Konica Minolta was the victim of a ransomware attack in July, however the company said the attackers did not breach All Covered’s network.

“No impact to All Covered nor was any Konica Minolta data accessed or impacted,” the company said in a statement to CRN in August.

Ransomware attacks have only gotten worse in 2020, with hackers growing in sophistication to research their targets, choosing bigger solution providers in the hopes of massive paydays.

“In the past we used to see more of a wholesale approach to ransomware where everyone would be asked for $100,000 ransom or something like that,” Abramov said. “Nowadays, we‘re seeing a lot more targeted events occur, a lot more situational awareness by the attackers as well to ask for larger ransoms in a larger ecosystem, and a larger company.”

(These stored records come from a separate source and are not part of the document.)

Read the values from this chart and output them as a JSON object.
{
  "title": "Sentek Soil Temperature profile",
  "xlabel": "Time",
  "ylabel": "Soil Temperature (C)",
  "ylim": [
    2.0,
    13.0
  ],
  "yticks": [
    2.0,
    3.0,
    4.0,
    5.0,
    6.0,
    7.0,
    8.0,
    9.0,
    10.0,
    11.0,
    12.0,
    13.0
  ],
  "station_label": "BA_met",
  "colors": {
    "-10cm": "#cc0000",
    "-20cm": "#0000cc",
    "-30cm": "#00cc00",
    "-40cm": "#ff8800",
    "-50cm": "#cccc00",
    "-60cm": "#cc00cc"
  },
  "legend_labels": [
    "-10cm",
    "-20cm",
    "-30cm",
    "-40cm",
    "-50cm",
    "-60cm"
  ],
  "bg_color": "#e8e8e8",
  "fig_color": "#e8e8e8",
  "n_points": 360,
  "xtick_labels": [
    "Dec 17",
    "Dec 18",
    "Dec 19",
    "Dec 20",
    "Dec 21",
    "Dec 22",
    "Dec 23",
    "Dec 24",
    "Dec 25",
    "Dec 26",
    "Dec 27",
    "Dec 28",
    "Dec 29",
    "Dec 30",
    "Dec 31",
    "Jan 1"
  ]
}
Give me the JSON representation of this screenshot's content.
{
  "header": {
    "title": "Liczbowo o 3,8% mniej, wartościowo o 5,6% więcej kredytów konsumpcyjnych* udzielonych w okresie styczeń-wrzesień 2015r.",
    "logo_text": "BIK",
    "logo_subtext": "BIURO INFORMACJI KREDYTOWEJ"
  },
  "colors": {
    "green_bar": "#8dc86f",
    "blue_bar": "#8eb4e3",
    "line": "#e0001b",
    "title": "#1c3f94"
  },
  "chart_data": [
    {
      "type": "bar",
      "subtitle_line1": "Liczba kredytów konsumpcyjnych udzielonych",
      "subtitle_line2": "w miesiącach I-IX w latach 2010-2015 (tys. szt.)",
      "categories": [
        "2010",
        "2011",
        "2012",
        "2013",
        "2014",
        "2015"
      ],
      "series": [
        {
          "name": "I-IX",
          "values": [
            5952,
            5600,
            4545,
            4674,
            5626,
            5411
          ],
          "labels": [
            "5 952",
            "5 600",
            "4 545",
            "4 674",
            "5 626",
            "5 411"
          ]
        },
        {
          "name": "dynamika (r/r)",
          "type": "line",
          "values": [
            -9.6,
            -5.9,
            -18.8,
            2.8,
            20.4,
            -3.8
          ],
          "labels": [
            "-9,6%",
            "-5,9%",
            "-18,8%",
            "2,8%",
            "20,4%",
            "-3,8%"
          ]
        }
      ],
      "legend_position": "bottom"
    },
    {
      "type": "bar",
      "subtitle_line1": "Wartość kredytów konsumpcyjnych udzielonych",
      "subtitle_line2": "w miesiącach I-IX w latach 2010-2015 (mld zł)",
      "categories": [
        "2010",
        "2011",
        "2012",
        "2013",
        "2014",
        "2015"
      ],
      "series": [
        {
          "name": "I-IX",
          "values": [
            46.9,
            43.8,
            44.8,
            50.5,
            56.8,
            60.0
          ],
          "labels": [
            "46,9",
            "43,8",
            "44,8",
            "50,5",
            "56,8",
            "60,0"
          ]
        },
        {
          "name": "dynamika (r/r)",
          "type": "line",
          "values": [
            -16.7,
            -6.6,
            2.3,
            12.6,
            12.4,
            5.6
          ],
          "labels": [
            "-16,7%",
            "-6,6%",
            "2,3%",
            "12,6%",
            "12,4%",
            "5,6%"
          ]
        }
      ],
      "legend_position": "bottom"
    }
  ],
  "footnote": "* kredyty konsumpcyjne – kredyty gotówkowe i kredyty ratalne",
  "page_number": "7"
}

This year high-profile attacks by publicity seeking ransomware groups such as Maze and REvil have exfiltrated data from a growing list of large solution providers such as Conduent, Cognizant, and Xerox, as well as consumer tech companies such as Garmin. The criminals then threaten to release the documents including invoices, and internal communications, it if a ransom isn’t paid.

The Maze ransomware group has posted hundreds of gigabytes worth of data from its victims on a website where it also posts press releases about its latest successful attacks.

“Oftentimes, knowing that you‘re under attack is much more difficult than it should be, as we’ve seen in our examples,” Abramov said. “Twenty-four-by-seven effective monitoring and environment can help you identify your proverbial needle in the haystack and allow you to respond.”